Is this some kind of coffee fetishist's wet dream, or what?

ODDS AND ENDS:

The Mess are 4-1 since Mike Piazza went down with his right groin muscle tear. Does this mean they're back in the pennant race if Roberto Alomar breaks his leg?

When people point out Michael Jordan's #1 selection of Kwame Brown as evidence of what a lousy front office guy he is, they should note Kwame's improvement from his rookie season to this past season and consider his age and inexperience. Kwame's rookie season PPG average was 4.5 and he averaged 3.5 rebounds. This season, he average 7.4 ppg and 5.3 rebounds. At that rate of improvement, in two seasons, he would be averaging 20.1 points per game and 12.1 rebounds.
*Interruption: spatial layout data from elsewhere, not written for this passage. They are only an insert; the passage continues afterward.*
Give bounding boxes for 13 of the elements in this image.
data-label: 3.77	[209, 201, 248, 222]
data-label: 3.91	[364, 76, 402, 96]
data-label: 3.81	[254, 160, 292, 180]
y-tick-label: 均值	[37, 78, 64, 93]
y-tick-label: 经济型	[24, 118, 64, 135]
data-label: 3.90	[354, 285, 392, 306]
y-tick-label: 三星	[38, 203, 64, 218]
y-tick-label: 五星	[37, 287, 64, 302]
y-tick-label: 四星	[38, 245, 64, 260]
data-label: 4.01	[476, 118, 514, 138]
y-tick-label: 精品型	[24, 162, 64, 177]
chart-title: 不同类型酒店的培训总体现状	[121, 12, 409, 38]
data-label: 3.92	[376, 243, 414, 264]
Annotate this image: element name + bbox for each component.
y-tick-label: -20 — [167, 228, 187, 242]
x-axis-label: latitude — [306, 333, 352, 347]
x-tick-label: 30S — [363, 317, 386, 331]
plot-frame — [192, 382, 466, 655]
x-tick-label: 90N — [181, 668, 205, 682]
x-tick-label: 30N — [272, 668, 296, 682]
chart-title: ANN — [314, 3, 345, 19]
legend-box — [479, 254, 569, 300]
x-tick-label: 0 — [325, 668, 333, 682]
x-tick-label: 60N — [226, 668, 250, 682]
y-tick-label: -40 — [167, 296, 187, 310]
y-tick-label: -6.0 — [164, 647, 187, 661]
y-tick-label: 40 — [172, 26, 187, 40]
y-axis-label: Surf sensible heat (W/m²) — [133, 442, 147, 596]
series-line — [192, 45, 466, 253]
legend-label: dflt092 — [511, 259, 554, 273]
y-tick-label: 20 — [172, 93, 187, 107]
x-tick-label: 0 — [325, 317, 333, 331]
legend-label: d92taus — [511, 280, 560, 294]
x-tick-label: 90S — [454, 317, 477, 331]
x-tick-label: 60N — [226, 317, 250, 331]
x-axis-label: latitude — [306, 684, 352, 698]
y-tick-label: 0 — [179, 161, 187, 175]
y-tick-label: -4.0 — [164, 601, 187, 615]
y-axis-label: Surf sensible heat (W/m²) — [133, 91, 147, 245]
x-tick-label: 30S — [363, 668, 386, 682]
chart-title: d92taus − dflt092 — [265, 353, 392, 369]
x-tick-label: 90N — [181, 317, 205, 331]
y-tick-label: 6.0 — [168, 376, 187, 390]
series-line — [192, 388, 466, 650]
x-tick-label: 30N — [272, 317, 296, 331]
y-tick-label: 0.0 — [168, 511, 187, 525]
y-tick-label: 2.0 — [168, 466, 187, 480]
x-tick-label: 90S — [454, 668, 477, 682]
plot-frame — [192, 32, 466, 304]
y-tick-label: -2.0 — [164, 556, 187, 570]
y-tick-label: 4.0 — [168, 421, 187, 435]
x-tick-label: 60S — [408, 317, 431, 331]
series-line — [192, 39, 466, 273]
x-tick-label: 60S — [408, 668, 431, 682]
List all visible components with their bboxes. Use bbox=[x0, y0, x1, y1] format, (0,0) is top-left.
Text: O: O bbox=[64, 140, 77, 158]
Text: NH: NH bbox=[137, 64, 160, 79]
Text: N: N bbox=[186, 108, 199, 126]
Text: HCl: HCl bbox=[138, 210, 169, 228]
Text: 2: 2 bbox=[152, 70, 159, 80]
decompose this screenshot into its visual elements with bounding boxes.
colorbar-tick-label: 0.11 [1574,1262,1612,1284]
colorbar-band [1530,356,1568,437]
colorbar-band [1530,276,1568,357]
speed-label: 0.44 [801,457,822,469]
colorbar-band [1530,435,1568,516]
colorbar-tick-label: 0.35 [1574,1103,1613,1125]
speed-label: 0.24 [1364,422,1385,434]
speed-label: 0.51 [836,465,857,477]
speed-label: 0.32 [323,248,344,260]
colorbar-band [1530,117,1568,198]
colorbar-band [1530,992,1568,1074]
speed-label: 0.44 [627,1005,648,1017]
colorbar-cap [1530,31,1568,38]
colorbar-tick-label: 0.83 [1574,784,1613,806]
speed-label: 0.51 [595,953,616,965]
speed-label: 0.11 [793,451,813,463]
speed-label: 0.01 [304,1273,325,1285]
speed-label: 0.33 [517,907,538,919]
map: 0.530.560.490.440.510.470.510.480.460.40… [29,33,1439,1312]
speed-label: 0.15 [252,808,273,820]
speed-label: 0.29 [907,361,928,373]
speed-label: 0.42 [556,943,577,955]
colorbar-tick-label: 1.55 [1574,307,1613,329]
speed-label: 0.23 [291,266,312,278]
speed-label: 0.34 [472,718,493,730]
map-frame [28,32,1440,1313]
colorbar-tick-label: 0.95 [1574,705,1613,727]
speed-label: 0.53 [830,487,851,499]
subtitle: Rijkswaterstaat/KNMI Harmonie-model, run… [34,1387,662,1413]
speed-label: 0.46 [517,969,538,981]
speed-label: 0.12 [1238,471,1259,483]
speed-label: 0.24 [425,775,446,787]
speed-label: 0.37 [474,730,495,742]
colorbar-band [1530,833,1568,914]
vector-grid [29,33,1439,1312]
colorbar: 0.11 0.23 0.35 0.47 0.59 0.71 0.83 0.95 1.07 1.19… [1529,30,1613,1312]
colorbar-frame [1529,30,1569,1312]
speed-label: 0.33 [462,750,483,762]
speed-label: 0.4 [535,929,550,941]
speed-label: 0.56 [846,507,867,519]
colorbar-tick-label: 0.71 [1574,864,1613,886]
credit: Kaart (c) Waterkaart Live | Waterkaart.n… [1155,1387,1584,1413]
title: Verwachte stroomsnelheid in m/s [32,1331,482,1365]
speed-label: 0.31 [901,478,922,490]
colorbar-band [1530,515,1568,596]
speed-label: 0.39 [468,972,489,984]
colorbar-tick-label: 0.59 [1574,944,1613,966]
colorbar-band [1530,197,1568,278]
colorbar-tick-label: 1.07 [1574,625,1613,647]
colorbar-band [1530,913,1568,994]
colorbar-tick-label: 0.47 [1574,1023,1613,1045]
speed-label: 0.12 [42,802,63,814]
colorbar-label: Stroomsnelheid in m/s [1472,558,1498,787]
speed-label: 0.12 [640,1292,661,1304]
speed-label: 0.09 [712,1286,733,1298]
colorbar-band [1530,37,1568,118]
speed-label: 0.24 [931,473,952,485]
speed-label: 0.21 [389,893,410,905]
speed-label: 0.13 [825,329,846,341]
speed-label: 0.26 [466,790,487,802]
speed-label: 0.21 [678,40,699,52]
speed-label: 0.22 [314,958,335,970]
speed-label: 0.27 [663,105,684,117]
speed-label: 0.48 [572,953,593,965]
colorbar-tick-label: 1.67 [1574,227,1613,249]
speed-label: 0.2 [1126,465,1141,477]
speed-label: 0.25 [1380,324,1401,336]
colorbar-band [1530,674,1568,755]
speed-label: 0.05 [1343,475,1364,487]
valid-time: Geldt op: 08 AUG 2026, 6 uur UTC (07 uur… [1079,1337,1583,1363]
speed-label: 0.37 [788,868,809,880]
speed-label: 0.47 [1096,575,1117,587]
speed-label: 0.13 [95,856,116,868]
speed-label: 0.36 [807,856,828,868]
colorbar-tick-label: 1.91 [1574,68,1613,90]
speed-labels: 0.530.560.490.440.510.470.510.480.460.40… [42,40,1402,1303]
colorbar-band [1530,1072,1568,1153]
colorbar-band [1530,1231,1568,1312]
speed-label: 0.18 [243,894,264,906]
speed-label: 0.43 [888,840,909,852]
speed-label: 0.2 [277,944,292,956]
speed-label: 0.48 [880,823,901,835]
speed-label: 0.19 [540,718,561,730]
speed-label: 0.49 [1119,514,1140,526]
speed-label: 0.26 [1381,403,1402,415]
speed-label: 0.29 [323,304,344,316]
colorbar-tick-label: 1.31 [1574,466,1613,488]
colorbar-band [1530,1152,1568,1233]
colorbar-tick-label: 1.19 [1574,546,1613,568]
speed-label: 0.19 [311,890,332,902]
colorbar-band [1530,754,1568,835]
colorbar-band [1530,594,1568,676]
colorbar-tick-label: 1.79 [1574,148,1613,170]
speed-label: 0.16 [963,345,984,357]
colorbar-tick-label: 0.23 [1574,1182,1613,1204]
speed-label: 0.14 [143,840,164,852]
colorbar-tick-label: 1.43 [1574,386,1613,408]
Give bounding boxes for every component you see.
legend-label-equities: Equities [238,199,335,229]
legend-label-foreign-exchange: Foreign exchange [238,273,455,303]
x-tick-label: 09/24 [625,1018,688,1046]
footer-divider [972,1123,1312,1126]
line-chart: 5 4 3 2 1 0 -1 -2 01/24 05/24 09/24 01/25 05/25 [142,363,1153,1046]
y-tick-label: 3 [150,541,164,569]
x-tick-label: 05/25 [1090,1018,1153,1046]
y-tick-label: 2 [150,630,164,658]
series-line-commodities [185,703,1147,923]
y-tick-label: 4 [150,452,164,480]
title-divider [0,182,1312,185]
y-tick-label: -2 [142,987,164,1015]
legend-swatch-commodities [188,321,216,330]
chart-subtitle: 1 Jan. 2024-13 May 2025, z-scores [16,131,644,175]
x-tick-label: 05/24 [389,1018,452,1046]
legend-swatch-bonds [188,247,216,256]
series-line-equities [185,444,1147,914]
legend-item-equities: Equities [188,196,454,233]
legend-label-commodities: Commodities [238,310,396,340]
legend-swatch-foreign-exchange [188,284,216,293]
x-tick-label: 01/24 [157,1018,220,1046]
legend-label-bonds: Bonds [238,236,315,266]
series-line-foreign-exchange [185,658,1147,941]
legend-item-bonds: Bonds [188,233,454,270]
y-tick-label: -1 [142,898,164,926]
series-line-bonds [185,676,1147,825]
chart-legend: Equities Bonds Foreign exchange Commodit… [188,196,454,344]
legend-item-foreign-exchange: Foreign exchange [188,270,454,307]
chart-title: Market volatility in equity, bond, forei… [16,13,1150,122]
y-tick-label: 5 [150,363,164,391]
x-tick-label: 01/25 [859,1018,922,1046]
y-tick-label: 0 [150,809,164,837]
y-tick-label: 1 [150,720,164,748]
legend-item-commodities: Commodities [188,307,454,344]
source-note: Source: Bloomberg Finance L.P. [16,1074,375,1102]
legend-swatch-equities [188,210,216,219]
After the Game 2 debacle in San Antonio, ESPN cites ultra-jackass Joey Crawford as a "notoriously hot tempered" referee. Is it just me or does this make no sense at all? Why is someone whose job it is to "supervise" play taking the spotlight with his zero-tolerance attitude? What does it tell you when Joey walked over to Nick Van Exel of the Mavericks during pregame warm-ups and said, "Don't mess with me tonight. Because, like Muhammed Ali, I'm a baaaad man"? It tells me that Joey Crawford should be hanging out with Judge Judy instead of controlling NBA playoff games.